My friend and colleague Lars-Erik Nelson of the New York Daily News wrote a much-remarked column last month telling his brothers and sisters in the trade not to play "gotcha" with Texas Gov. George W. Bush's military record. His service in the Texas Air National Guard, which was described in the Los Angeles Times, was legal and honorable--even dangerous. Lars-Erik has a reputation for being sharp and fair, and attention was paid.
The Washington Post has just published a seven-part series about Bush's life, and the reporters, George Lardner and Lois Romano, gave Bush the chance to talk about the Vietnam years. People who had no trouble with what he did are now having trouble with what he says.
Bush is asking us to believe that it was just a happy chance that in 1968, when a bad war was at its worst, the Air National Guard had a slot for a pilot. His father's position as a congressman had nothing to do with it. He had always wanted to fly, he said. He wanted to emulate his father, a naval aviator. It wasn't to avoid Vietnam service that he enlisted in the Guard. It was "to become a pilot."
It may not be essential for the country to hear the naked truth from those political figures who so obviously did not want to go to the jungles to die for God knows what. While there was at the time no opprobrium attached to those who did everything they could to avoid the draft, the country, which lost 58,000 young men, may never be ready for a politician to say, "No, like thousands of others in my generation, I did not want to go to Vietnam." Bill Clinton, heaven knows, spent several years dodging the draft--and spent many anxious hours during the 1992 campaign dodging questions about it. His biographer, Post reporter David Maraniss, politely calls his answers "incomplete or contradictory." The worst whopper was that he did not remember receiving his induction notice.
George Stephanopoulos, who was one of Clinton's top spinners, could be called something of a connoisseur in the field. He finds Bush's responses "gratuitously fudging."
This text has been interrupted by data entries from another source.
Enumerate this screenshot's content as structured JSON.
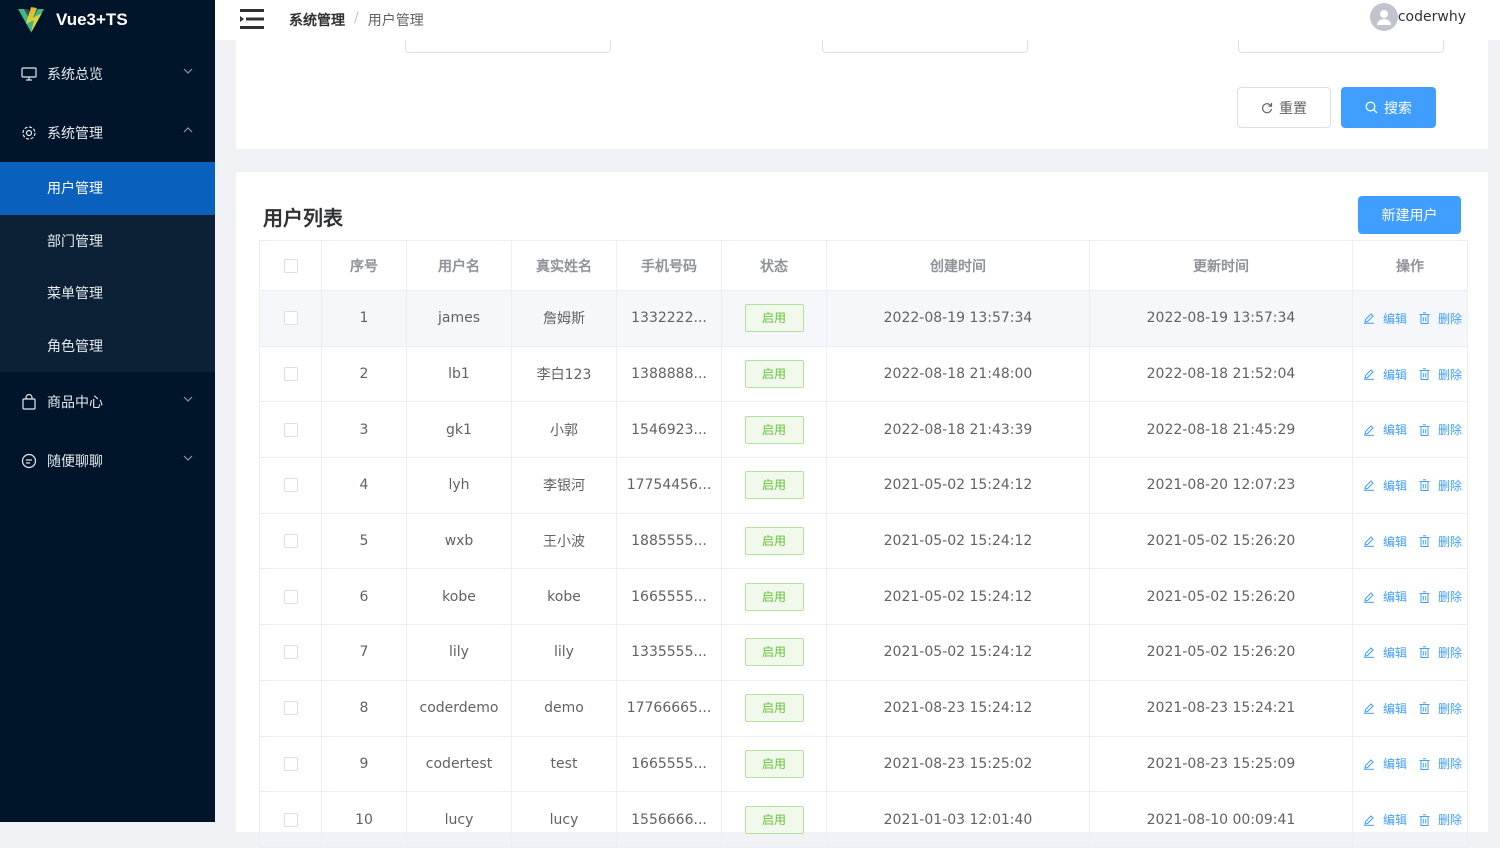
{
  "app": {
    "name": "Vue3+TS"
  },
  "sidebar": {
    "groups": [
      {
        "label": "系统总览",
        "icon": "monitor-icon"
      },
      {
        "label": "系统管理",
        "icon": "setting-icon"
      },
      {
        "label": "商品中心",
        "icon": "shop-bag-icon"
      },
      {
        "label": "随便聊聊",
        "icon": "chat-icon"
      }
    ],
    "sub_items": [
      {
        "label": "用户管理",
        "active": true
      },
      {
        "label": "部门管理"
      },
      {
        "label": "菜单管理"
      },
      {
        "label": "角色管理"
      }
    ]
  },
  "header": {
    "breadcrumb": [
      "系统管理",
      "用户管理"
    ],
    "separator": "/",
    "username": "coderwhy"
  },
  "search": {
    "reset_label": "重置",
    "search_label": "搜索"
  },
  "list": {
    "title": "用户列表",
    "new_label": "新建用户",
    "columns": [
      "序号",
      "用户名",
      "真实姓名",
      "手机号码",
      "状态",
      "创建时间",
      "更新时间",
      "操作"
    ],
    "edit_label": "编辑",
    "delete_label": "删除",
    "status_label": "启用",
    "rows": [
      {
        "index": "1",
        "name": "james",
        "realname": "詹姆斯",
        "phone": "1332222...",
        "created": "2022-08-19 13:57:34",
        "updated": "2022-08-19 13:57:34"
      },
      {
        "index": "2",
        "name": "lb1",
        "realname": "李白123",
        "phone": "1388888...",
        "created": "2022-08-18 21:48:00",
        "updated": "2022-08-18 21:52:04"
      },
      {
        "index": "3",
        "name": "gk1",
        "realname": "小郭",
        "phone": "1546923...",
        "created": "2022-08-18 21:43:39",
        "updated": "2022-08-18 21:45:29"
      },
      {
        "index": "4",
        "name": "lyh",
        "realname": "李银河",
        "phone": "17754456...",
        "created": "2021-05-02 15:24:12",
        "updated": "2021-08-20 12:07:23"
      },
      {
        "index": "5",
        "name": "wxb",
        "realname": "王小波",
        "phone": "1885555...",
        "created": "2021-05-02 15:24:12",
        "updated": "2021-05-02 15:26:20"
      },
      {
        "index": "6",
        "name": "kobe",
        "realname": "kobe",
        "phone": "1665555...",
        "created": "2021-05-02 15:24:12",
        "updated": "2021-05-02 15:26:20"
      },
      {
        "index": "7",
        "name": "lily",
        "realname": "lily",
        "phone": "1335555...",
        "created": "2021-05-02 15:24:12",
        "updated": "2021-05-02 15:26:20"
      },
      {
        "index": "8",
        "name": "coderdemo",
        "realname": "demo",
        "phone": "17766665...",
        "created": "2021-08-23 15:24:12",
        "updated": "2021-08-23 15:24:21"
      },
      {
        "index": "9",
        "name": "codertest",
        "realname": "test",
        "phone": "1665555...",
        "created": "2021-08-23 15:25:02",
        "updated": "2021-08-23 15:25:09"
      },
      {
        "index": "10",
        "name": "lucy",
        "realname": "lucy",
        "phone": "1556666...",
        "created": "2021-01-03 12:01:40",
        "updated": "2021-08-10 00:09:41"
      }
    ]
  }
}
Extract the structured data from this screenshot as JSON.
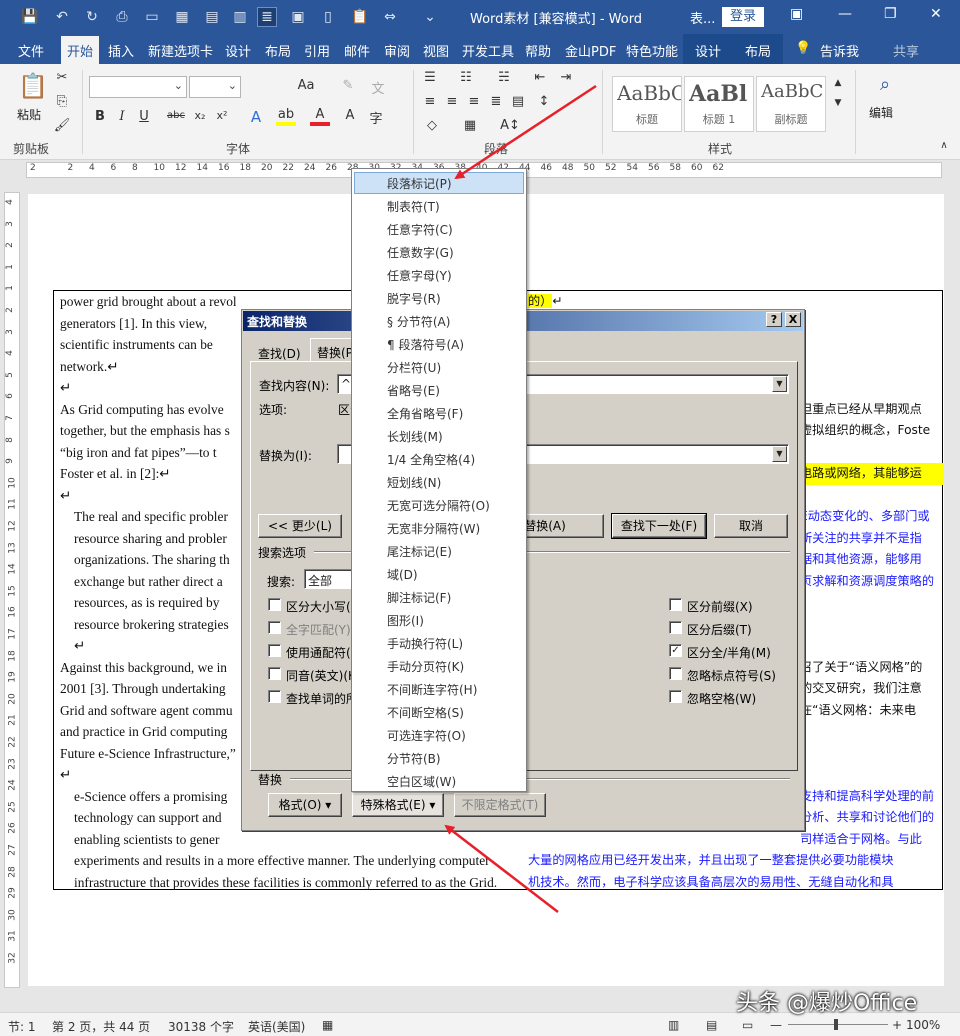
{
  "titlebar": {
    "title": "Word素材 [兼容模式] - Word",
    "context_tab": "表...",
    "login": "登录",
    "minimize": "—",
    "restore": "❐",
    "close": "✕"
  },
  "tabs": [
    "文件",
    "开始",
    "插入",
    "新建选项卡",
    "设计",
    "布局",
    "引用",
    "邮件",
    "审阅",
    "视图",
    "开发工具",
    "帮助",
    "金山PDF",
    "特色功能",
    "设计",
    "布局",
    "告诉我",
    "共享"
  ],
  "ribbon": {
    "groups": {
      "clipboard": "剪贴板",
      "font": "字体",
      "paragraph": "段落",
      "styles": "样式"
    },
    "paste": "粘贴",
    "edit": "编辑",
    "font_btns": {
      "bold": "B",
      "italic": "I",
      "underline": "U",
      "strike": "abc",
      "sub": "x₂",
      "sup": "x²",
      "case": "Aa",
      "clear": "A"
    },
    "styles": [
      {
        "sample": "AaBbC",
        "name": "标题"
      },
      {
        "sample": "AaBl",
        "name": "标题 1"
      },
      {
        "sample": "AaBbC",
        "name": "副标题"
      }
    ]
  },
  "ruler": {
    "h": [
      "2",
      "2",
      "4",
      "6",
      "8",
      "10",
      "12",
      "14",
      "16",
      "18",
      "20",
      "22",
      "24",
      "26",
      "28",
      "30",
      "32",
      "34",
      "36",
      "38",
      "40",
      "42",
      "44",
      "46",
      "48",
      "50",
      "52",
      "54",
      "56",
      "58",
      "60",
      "62"
    ],
    "v": [
      "4",
      "3",
      "2",
      "1",
      "1",
      "2",
      "3",
      "4",
      "5",
      "6",
      "7",
      "8",
      "9",
      "10",
      "11",
      "12",
      "13",
      "14",
      "15",
      "16",
      "17",
      "18",
      "19",
      "20",
      "21",
      "22",
      "23",
      "24",
      "25",
      "26",
      "27",
      "28",
      "29",
      "30",
      "31",
      "32"
    ]
  },
  "doc_left": [
    {
      "text": "power grid brought about a revolutionary change fro",
      "indent": 0
    },
    {
      "text": "generators [1]. In this view,",
      "indent": 0
    },
    {
      "text": "scientific instruments can be",
      "indent": 0
    },
    {
      "text": "network.↵",
      "indent": 0
    },
    {
      "text": "↵",
      "indent": 0
    },
    {
      "text": "As Grid computing has evolve",
      "indent": 0
    },
    {
      "text": "together, but the emphasis has s",
      "indent": 0
    },
    {
      "text": "“big iron and fat pipes”—to t",
      "indent": 0
    },
    {
      "text": "Foster et al. in [2]:↵",
      "indent": 0
    },
    {
      "text": "↵",
      "indent": 0
    },
    {
      "text": "The real and specific probler",
      "indent": 1
    },
    {
      "text": "resource sharing and probler",
      "indent": 1
    },
    {
      "text": "organizations. The sharing th",
      "indent": 1
    },
    {
      "text": "exchange but rather direct a",
      "indent": 1
    },
    {
      "text": "resources, as is required by",
      "indent": 1
    },
    {
      "text": "resource brokering strategies",
      "indent": 1
    },
    {
      "text": "↵",
      "indent": 1
    },
    {
      "text": "Against this background, we in",
      "indent": 0
    },
    {
      "text": "2001 [3]. Through undertaking",
      "indent": 0
    },
    {
      "text": "Grid and software agent commu",
      "indent": 0
    },
    {
      "text": "and practice in Grid computing",
      "indent": 0
    },
    {
      "text": "Future e-Science Infrastructure,”",
      "indent": 0
    },
    {
      "text": "↵",
      "indent": 0
    },
    {
      "text": "e-Science offers a promising",
      "indent": 1
    },
    {
      "text": "technology can support and",
      "indent": 1
    },
    {
      "text": "enabling scientists to gener",
      "indent": 1
    },
    {
      "text": "experiments and results in a more effective manner. The underlying computer",
      "indent": 1
    },
    {
      "text": "infrastructure that provides these facilities is commonly referred to as the Grid.",
      "indent": 1
    }
  ],
  "doc_right": [
    {
      "text": "的）↵",
      "row": 0,
      "style": "hl-top"
    },
    {
      "text": "但重点已经从早期观点",
      "row": 5,
      "style": ""
    },
    {
      "text": "虚拟组织的概念，Foste",
      "row": 6,
      "style": ""
    },
    {
      "text": "电路或网络，其能够运",
      "row": 8,
      "style": "hl"
    },
    {
      "text": "E动态变化的、多部门或",
      "row": 10,
      "style": "blue"
    },
    {
      "text": "所关注的共享并不是指",
      "row": 11,
      "style": "blue"
    },
    {
      "text": "据和其他资源，能够用",
      "row": 12,
      "style": "blue"
    },
    {
      "text": "页求解和资源调度策略的",
      "row": 13,
      "style": "blue"
    },
    {
      "text": "召了关于“语义网格”的",
      "row": 17,
      "style": ""
    },
    {
      "text": "的交叉研究，我们注意",
      "row": 18,
      "style": ""
    },
    {
      "text": "在“语义网格：未来电",
      "row": 19,
      "style": ""
    },
    {
      "text": "支持和提高科学处理的前",
      "row": 23,
      "style": "blue"
    },
    {
      "text": "分析、共享和讨论他们的",
      "row": 24,
      "style": "blue"
    },
    {
      "text": "司样适合于网格。与此",
      "row": 25,
      "style": "blue"
    },
    {
      "text": "大量的网格应用已经开发出来，并且出现了一整套提供必要功能模块",
      "row": 26,
      "style": "blue"
    },
    {
      "text": "机技术。然而，电子科学应该具备高层次的易用性、无缝自动化和具",
      "row": 27,
      "style": "blue"
    }
  ],
  "dialog": {
    "title": "查找和替换",
    "help": "?",
    "close": "X",
    "tabs": [
      "查找(D)",
      "替换(P)"
    ],
    "find_label": "查找内容(N):",
    "find_value": "^v",
    "options_label": "选项:",
    "options_value": "区分",
    "replace_label": "替换为(I):",
    "replace_value": "",
    "less_btn": "<< 更少(L)",
    "replace_all_btn": "部替换(A)",
    "find_next_btn": "查找下一处(F)",
    "cancel_btn": "取消",
    "search_options": "搜索选项",
    "search_label": "搜索:",
    "search_value": "全部",
    "checks_left": [
      {
        "label": "区分大小写(",
        "checked": false,
        "disabled": false
      },
      {
        "label": "全字匹配(Y)",
        "checked": false,
        "disabled": true
      },
      {
        "label": "使用通配符(",
        "checked": false,
        "disabled": false
      },
      {
        "label": "同音(英文)(K",
        "checked": false,
        "disabled": false
      },
      {
        "label": "查找单词的所",
        "checked": false,
        "disabled": false
      }
    ],
    "checks_right": [
      {
        "label": "区分前缀(X)",
        "checked": false
      },
      {
        "label": "区分后缀(T)",
        "checked": false
      },
      {
        "label": "区分全/半角(M)",
        "checked": true
      },
      {
        "label": "忽略标点符号(S)",
        "checked": false
      },
      {
        "label": "忽略空格(W)",
        "checked": false
      }
    ],
    "replace_section": "替换",
    "format_btn": "格式(O) ▾",
    "special_btn": "特殊格式(E) ▾",
    "noformat_btn": "不限定格式(T)"
  },
  "menu": {
    "items": [
      "段落标记(P)",
      "制表符(T)",
      "任意字符(C)",
      "任意数字(G)",
      "任意字母(Y)",
      "脱字号(R)",
      "§ 分节符(A)",
      "¶ 段落符号(A)",
      "分栏符(U)",
      "省略号(E)",
      "全角省略号(F)",
      "长划线(M)",
      "1/4 全角空格(4)",
      "短划线(N)",
      "无宽可选分隔符(O)",
      "无宽非分隔符(W)",
      "尾注标记(E)",
      "域(D)",
      "脚注标记(F)",
      "图形(I)",
      "手动换行符(L)",
      "手动分页符(K)",
      "不间断连字符(H)",
      "不间断空格(S)",
      "可选连字符(O)",
      "分节符(B)",
      "空白区域(W)"
    ],
    "selected": 0
  },
  "status": {
    "section": "节: 1",
    "page": "第 2 页，共 44 页",
    "words": "30138 个字",
    "lang": "英语(美国)",
    "zoom": "100%",
    "minus": "—",
    "plus": "+"
  },
  "watermark": "头条 @爆炒Office",
  "colors": {
    "brand": "#2b579a",
    "arrow": "#e8202a",
    "highlight": "#ffff00",
    "link_blue": "#1a1aff"
  }
}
"Why wouldn't he just say he got some help in getting into the Guard and was grateful for it?"
But where Bush imposes most is in his recollections of the Vietnam era as seen from a college campus in 1968, the year he was graduated from Yale. He was a member of Delta Kappa Epsilon fraternity, which was given to drink and song; he was also a member of the ultra-exclusive Skull and Bones Society. But it is difficult to believe that even in those havens of levity and privilege, the obsession of the time did not come up.
Yale by 1968 was a stronghold of protest and dissent. The chaplain, William Sloane Coffin, was a high priest of the anti-war movement, a leader in draft-card burnings, teach-ins, demonstrations and marches.
People talked draft strategy endlessly, according to writer Scott Armstrong, a 1968 classmate of Bush's. When they were classified 1-A, they starved themselves, stuffed themselves in hopes of flunking the draft board physicals. They got letters from psychiatrists to certify their instability. They feigned mental illness, they feigned homosexuality. They got married, they sought admission to divinity school. They joined the Peace Corps. They joined other services. They tried to enlist in the National Guard, which had thousands of applicants.
Of the 26 million men who were of draft age during the Vietnam era, 3,250 eligible Americans chose prison over induction. Thirty thousand went to Canada. Another thousand fled to Sweden. It was a time of bitter division. Some World War II veterans were enraged over their sons' refusal to serve. Thousands of other parents marched in sympathy in mammoth protests in Washington.
But George W. Bush doesn't remember it. "I don't remember debates," he told The Post writers. "I don't think we spent a lot of time debating it. Maybe we did, but I don't remember."
For him, scion of a famous family--his grandfather had been a U.S. senator, his father was a sitting congressman--not to have taken part in the turmoil is understandable. But for him not to have noticed it seriously strains credulity. It also makes you wonder. Isn't observation needed in a president's toolbox? Bush's conservative admirers in Congress will not be dismayed. They were always ambivalent about the war. They supported it, but none had sons who went to fight it.
The right has registered no dismay. Bush served his full time in the Guard. He was faithful and conscientious in service. The Republicans won't mind that he hasn't figured out a way to talk plausibly about those awful years. Bush himself may figure that the country has no stomach for reliving the Clinton fuss about Vietnam.